Airfoil Data
RAF27
RAF 27 AIRFOIL
Wing Geometry Simulator
The RAF 27 AIRFOIL is a thin 4.9% chord-thickness airfoil with a maximum camber of 2.4% at 30% chord, suited to high-speed UAVs, sailplane tip sections, and propeller blade design. At zero angle of attack the cambered geometry generates positive lift, giving an estimated zero-lift angle of -2.4°.
Thin airfoil theory predicts a stall angle near 12.0° and a peak lift-to-drag ratio around 49 at typical UAV and light-aircraft Reynolds numbers — useful benchmarks before running a full XFOIL or NeuralFoil polar. The slim profile minimises pressure drag at higher speeds but leaves limited spar depth for structural integration.
The RAF27 appears in the wing design of at least 4 documented aircraft, including designs from Supermarine and Short. Its proven track record across canard designs makes it one of the more field-validated profiles in the UIUC database.
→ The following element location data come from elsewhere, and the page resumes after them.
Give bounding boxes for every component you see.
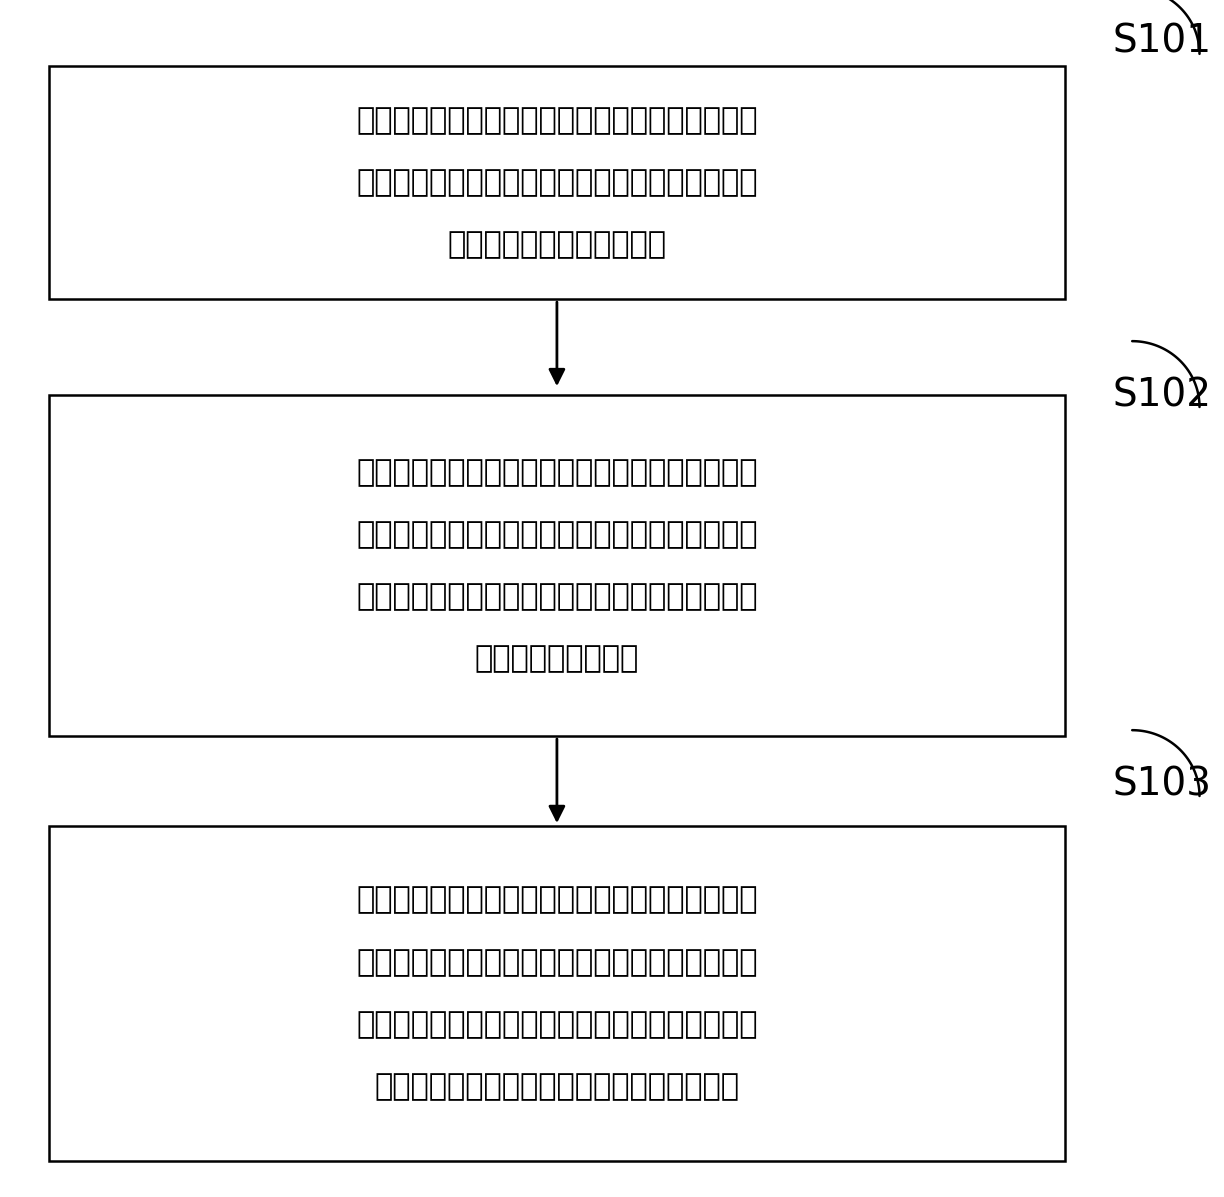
Text: S103: S103 bbox=[1113, 765, 1212, 803]
Text: S101: S101 bbox=[1113, 23, 1212, 61]
Text: 将所述带通道格式的图片序列遮罩所述帧动画图片: 将所述带通道格式的图片序列遮罩所述帧动画图片 bbox=[356, 457, 758, 487]
Text: 序列，得到仅保留所述目标物体区域的图像的目标: 序列，得到仅保留所述目标物体区域的图像的目标 bbox=[356, 519, 758, 549]
Text: 所述三维虚拟沙盘当前显示帧动画图片的目标物体: 所述三维虚拟沙盘当前显示帧动画图片的目标物体 bbox=[356, 1010, 758, 1039]
Text: 图像序列与所述帧动画图片序列的对应关系，确定: 图像序列与所述帧动画图片序列的对应关系，确定 bbox=[356, 948, 758, 977]
Text: 区域，并在所述目标物体区域上添加动态效果: 区域，并在所述目标物体区域上添加动态效果 bbox=[375, 1073, 739, 1101]
FancyBboxPatch shape bbox=[49, 395, 1065, 736]
Text: S102: S102 bbox=[1113, 376, 1212, 414]
Text: 画图片序列一一对应: 画图片序列一一对应 bbox=[475, 644, 639, 674]
FancyBboxPatch shape bbox=[49, 66, 1065, 299]
FancyBboxPatch shape bbox=[49, 826, 1065, 1161]
Text: 物体图像序列，其中目标物体图像序列与所述帧动: 物体图像序列，其中目标物体图像序列与所述帧动 bbox=[356, 582, 758, 612]
Text: 确定三维虚拟沙盘的帧动画图片序列中的目标物体: 确定三维虚拟沙盘的帧动画图片序列中的目标物体 bbox=[356, 105, 758, 135]
Text: 在播放所述帧动画图片序列时，根据所述目标物体: 在播放所述帧动画图片序列时，根据所述目标物体 bbox=[356, 886, 758, 915]
Text: 区域，将所述目标物体区域设置为透明通道格式，: 区域，将所述目标物体区域设置为透明通道格式， bbox=[356, 168, 758, 198]
Text: 得到带通道格式的图片序列: 得到带通道格式的图片序列 bbox=[448, 230, 666, 260]
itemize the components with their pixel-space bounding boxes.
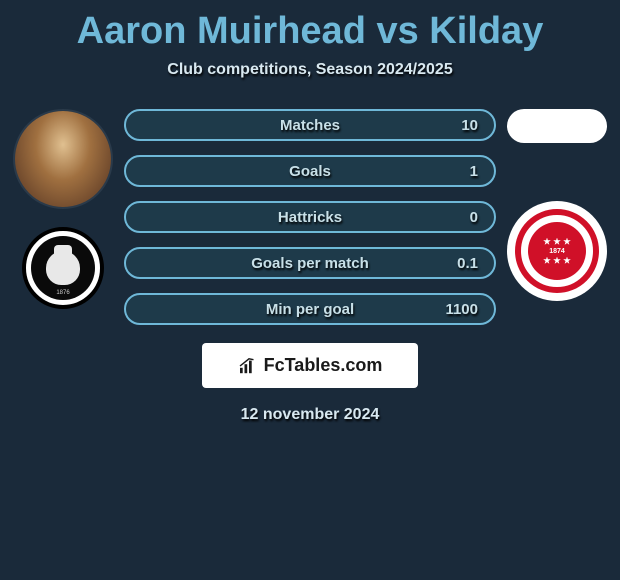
club-badge-right: 1874 — [507, 201, 607, 301]
stat-label: Goals per match — [251, 255, 369, 272]
hamilton-ring: 1874 — [515, 209, 599, 293]
hamilton-year: 1874 — [549, 248, 565, 255]
star-icon — [543, 257, 551, 265]
club-badge-left: 1876 — [22, 227, 104, 309]
brand-text: FcTables.com — [264, 355, 383, 376]
partick-year: 1876 — [56, 290, 69, 296]
date-line: 12 november 2024 — [0, 406, 620, 424]
left-player-column: 1876 — [8, 109, 118, 309]
hamilton-inner: 1874 — [528, 222, 586, 280]
stat-row-goals: Goals 1 — [124, 155, 496, 187]
stat-label: Hattricks — [278, 209, 342, 226]
stat-row-gpm: Goals per match 0.1 — [124, 247, 496, 279]
partick-badge-inner: 1876 — [31, 236, 95, 300]
stat-right-value: 1 — [438, 163, 478, 180]
stat-row-mpg: Min per goal 1100 — [124, 293, 496, 325]
stat-row-hattricks: Hattricks 0 — [124, 201, 496, 233]
star-icon — [553, 238, 561, 246]
brand-box[interactable]: FcTables.com — [202, 343, 418, 388]
right-player-column: 1874 — [502, 109, 612, 301]
star-icon — [553, 257, 561, 265]
stat-label: Matches — [280, 117, 340, 134]
player-left-photo — [13, 109, 113, 209]
stat-right-value: 0 — [438, 209, 478, 226]
star-icon — [563, 257, 571, 265]
page-title: Aaron Muirhead vs Kilday — [0, 0, 620, 53]
stat-row-matches: Matches 10 — [124, 109, 496, 141]
stat-label: Min per goal — [266, 301, 354, 318]
stats-column: Matches 10 Goals 1 Hattricks 0 Goals per… — [118, 109, 502, 325]
stars-row-bottom — [543, 257, 571, 265]
subtitle: Club competitions, Season 2024/2025 — [0, 61, 620, 79]
stat-right-value: 1100 — [438, 301, 478, 318]
comparison-row: 1876 Matches 10 Goals 1 Hattricks 0 Goal… — [0, 109, 620, 325]
chart-icon — [238, 357, 260, 375]
stat-right-value: 10 — [438, 117, 478, 134]
stat-right-value: 0.1 — [438, 255, 478, 272]
star-icon — [543, 238, 551, 246]
thistle-icon — [46, 251, 80, 285]
stat-label: Goals — [289, 163, 331, 180]
player-right-photo — [507, 109, 607, 143]
star-icon — [563, 238, 571, 246]
stars-row-top — [543, 238, 571, 246]
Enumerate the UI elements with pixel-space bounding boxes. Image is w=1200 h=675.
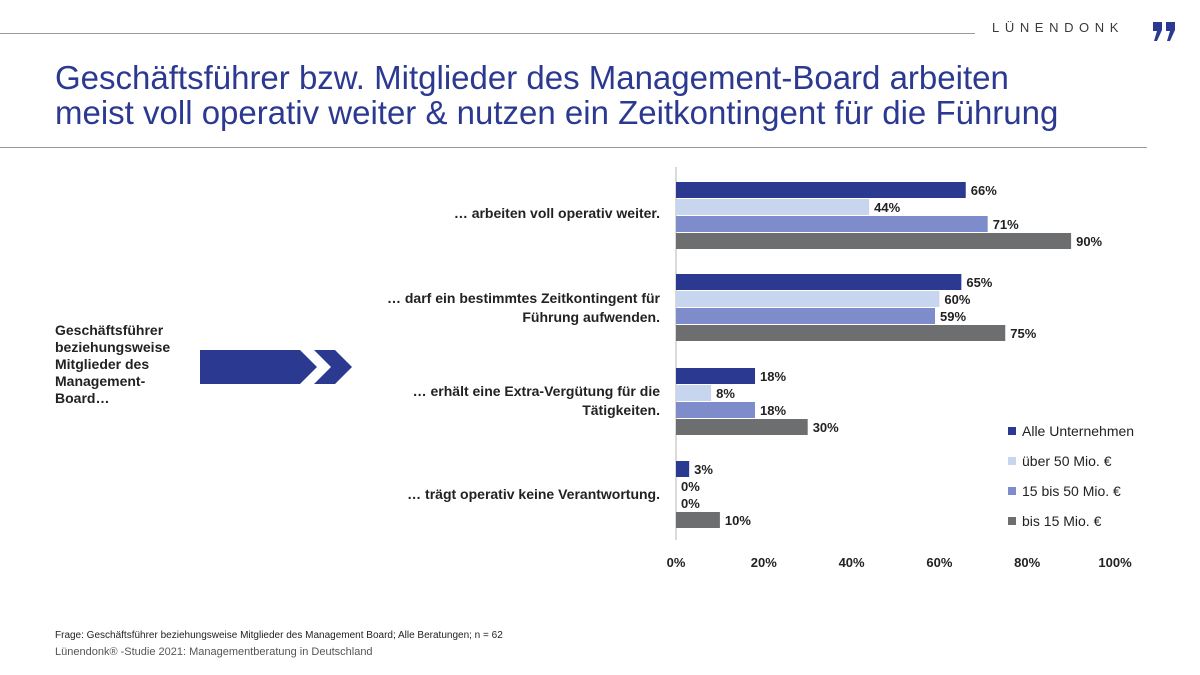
legend-label: Alle Unternehmen bbox=[1022, 422, 1135, 439]
bar bbox=[676, 182, 966, 198]
data-label: 30% bbox=[813, 420, 839, 435]
brand-quote-icon bbox=[1153, 22, 1175, 41]
x-tick-label: 100% bbox=[1098, 555, 1132, 570]
data-label: 71% bbox=[993, 217, 1019, 232]
data-label: 59% bbox=[940, 309, 966, 324]
category-label: … erhält eine Extra-Vergütung für die Tä… bbox=[412, 383, 660, 418]
bar bbox=[676, 274, 962, 290]
bar bbox=[676, 199, 870, 215]
data-label: 8% bbox=[716, 386, 735, 401]
bar bbox=[676, 291, 940, 307]
data-label: 3% bbox=[694, 462, 713, 477]
data-label: 65% bbox=[966, 275, 992, 290]
data-label: 10% bbox=[725, 513, 751, 528]
data-label: 18% bbox=[760, 403, 786, 418]
x-tick-label: 60% bbox=[926, 555, 952, 570]
source-note: Lünendonk® -Studie 2021: Managementberat… bbox=[55, 646, 373, 658]
legend-swatch bbox=[1008, 426, 1016, 435]
data-label: 18% bbox=[760, 369, 786, 384]
bar bbox=[676, 385, 712, 401]
brand-name: LÜNENDONK bbox=[992, 20, 1125, 35]
chart-legend: Alle Unternehmen über 50 Mio. € 15 bis 50 … bbox=[1008, 423, 1134, 543]
data-label: 66% bbox=[971, 183, 997, 198]
category-label: … darf ein bestimmtes Zeitkontingent für… bbox=[386, 290, 660, 325]
legend-item: 15 bis 50 Mio. € bbox=[1008, 482, 1134, 499]
data-label: 75% bbox=[1010, 326, 1036, 341]
x-tick-label: 80% bbox=[1014, 555, 1040, 570]
x-tick-label: 0% bbox=[667, 555, 686, 570]
legend-swatch bbox=[1008, 456, 1016, 465]
data-label: 90% bbox=[1076, 234, 1102, 249]
bar bbox=[676, 325, 1006, 341]
bar bbox=[676, 512, 720, 528]
page-title: Geschäftsführer bzw. Mitglieder des Mana… bbox=[55, 60, 1155, 130]
page-title-line-1: Geschäftsführer bzw. Mitglieder des Mana… bbox=[55, 59, 1009, 96]
data-label: 0% bbox=[681, 496, 700, 511]
x-tick-label: 40% bbox=[839, 555, 865, 570]
bar bbox=[676, 402, 756, 418]
title-rule bbox=[0, 147, 1147, 148]
data-label: 0% bbox=[681, 479, 700, 494]
header-rule bbox=[0, 33, 975, 34]
bar bbox=[676, 308, 936, 324]
footnote: Frage: Geschäftsführer beziehungsweise M… bbox=[55, 630, 503, 641]
legend-item: über 50 Mio. € bbox=[1008, 452, 1134, 469]
data-label: 44% bbox=[874, 200, 900, 215]
legend-swatch bbox=[1008, 486, 1016, 495]
bar bbox=[676, 216, 988, 232]
legend-label: bis 15 Mio. € bbox=[1022, 512, 1102, 529]
data-label: 60% bbox=[944, 292, 970, 307]
lead-text: Geschäftsführer beziehungsweise Mitglied… bbox=[55, 322, 171, 406]
legend-item: bis 15 Mio. € bbox=[1008, 512, 1134, 529]
x-tick-label: 20% bbox=[751, 555, 777, 570]
category-label: … trägt operativ keine Verantwortung. bbox=[407, 486, 660, 502]
double-arrow-icon bbox=[200, 350, 352, 384]
category-label: … arbeiten voll operativ weiter. bbox=[453, 205, 660, 221]
legend-label: 15 bis 50 Mio. € bbox=[1022, 482, 1121, 499]
legend-swatch bbox=[1008, 516, 1016, 525]
bar bbox=[676, 368, 756, 384]
legend-label: über 50 Mio. € bbox=[1022, 452, 1112, 469]
bar bbox=[676, 461, 690, 477]
bar bbox=[676, 233, 1072, 249]
bar bbox=[676, 419, 808, 435]
page-title-line-2: meist voll operativ weiter & nutzen ein … bbox=[55, 94, 1059, 131]
legend-item: Alle Unternehmen bbox=[1008, 422, 1135, 439]
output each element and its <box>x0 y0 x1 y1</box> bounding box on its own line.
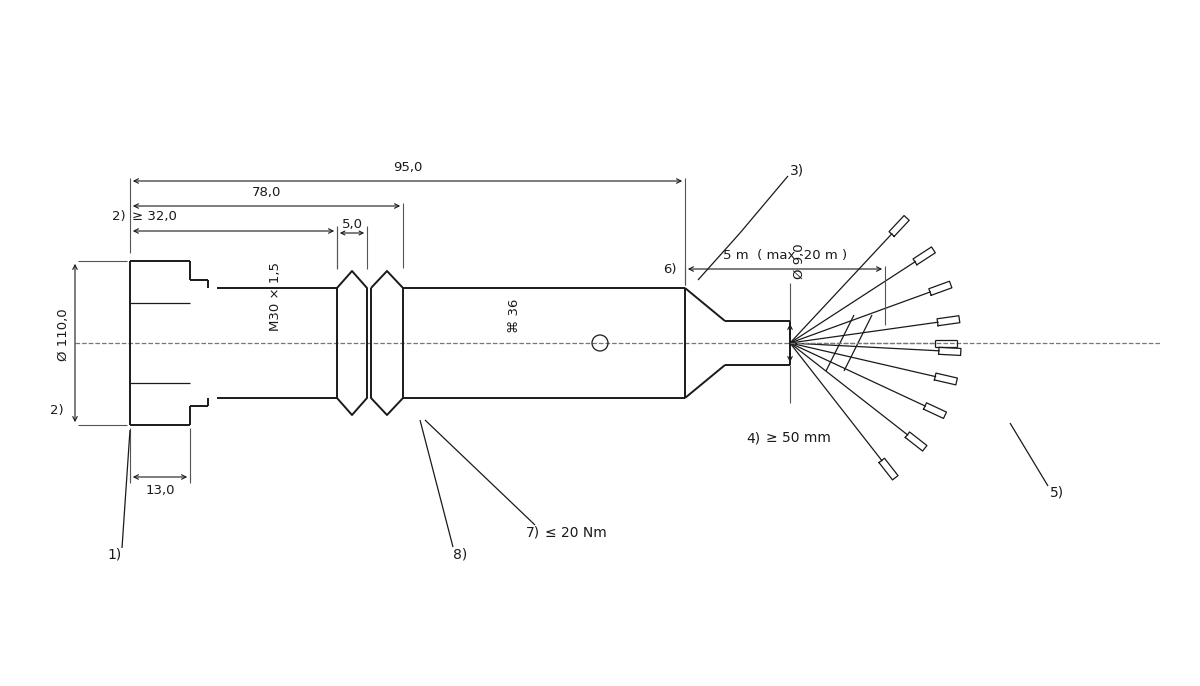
Text: M30 × 1,5: M30 × 1,5 <box>269 262 282 331</box>
Text: 95,0: 95,0 <box>392 161 422 174</box>
Text: 5): 5) <box>1050 486 1064 500</box>
Text: 7): 7) <box>526 526 540 540</box>
Text: Ø 110,0: Ø 110,0 <box>58 309 70 362</box>
Text: 4): 4) <box>746 431 760 445</box>
Text: ≤ 20 Nm: ≤ 20 Nm <box>545 526 607 540</box>
Text: 1): 1) <box>108 548 122 562</box>
Text: 13,0: 13,0 <box>145 484 175 497</box>
Text: ≥ 32,0: ≥ 32,0 <box>132 210 176 223</box>
Text: 5,0: 5,0 <box>342 218 362 231</box>
Text: 5 m  ( max. 20 m ): 5 m ( max. 20 m ) <box>722 249 847 262</box>
Text: Ø 9,0: Ø 9,0 <box>793 244 806 279</box>
Text: ≥ 50 mm: ≥ 50 mm <box>766 431 830 445</box>
Text: 78,0: 78,0 <box>252 186 281 199</box>
Text: 3): 3) <box>790 163 804 177</box>
Text: 2): 2) <box>113 210 126 223</box>
Text: 2): 2) <box>50 404 64 417</box>
Text: 8): 8) <box>454 548 467 562</box>
Text: ⌘ 36: ⌘ 36 <box>509 298 522 333</box>
Text: 6): 6) <box>664 263 677 276</box>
Designers evaluating the RAF27 typically compare it against profiles of similar thickness: EPPLER 874 HYDROFOIL AIRFOIL, RG 14A-1.4/7.0 AIRFOIL, JX-GS-04, BELL 540 AIRFOIL (MODIFIED NACA 0012), NPL 9510 AIRFOIL. The E212 (10.55%) is another reference profile frequently considered alongside it.
Related Airfoils
Engineers evaluating the RAF27 frequently compare it against profiles with comparable geometric constraints. Below are the closest matches based on maximum thickness (4.9%) and max camber (2.4%).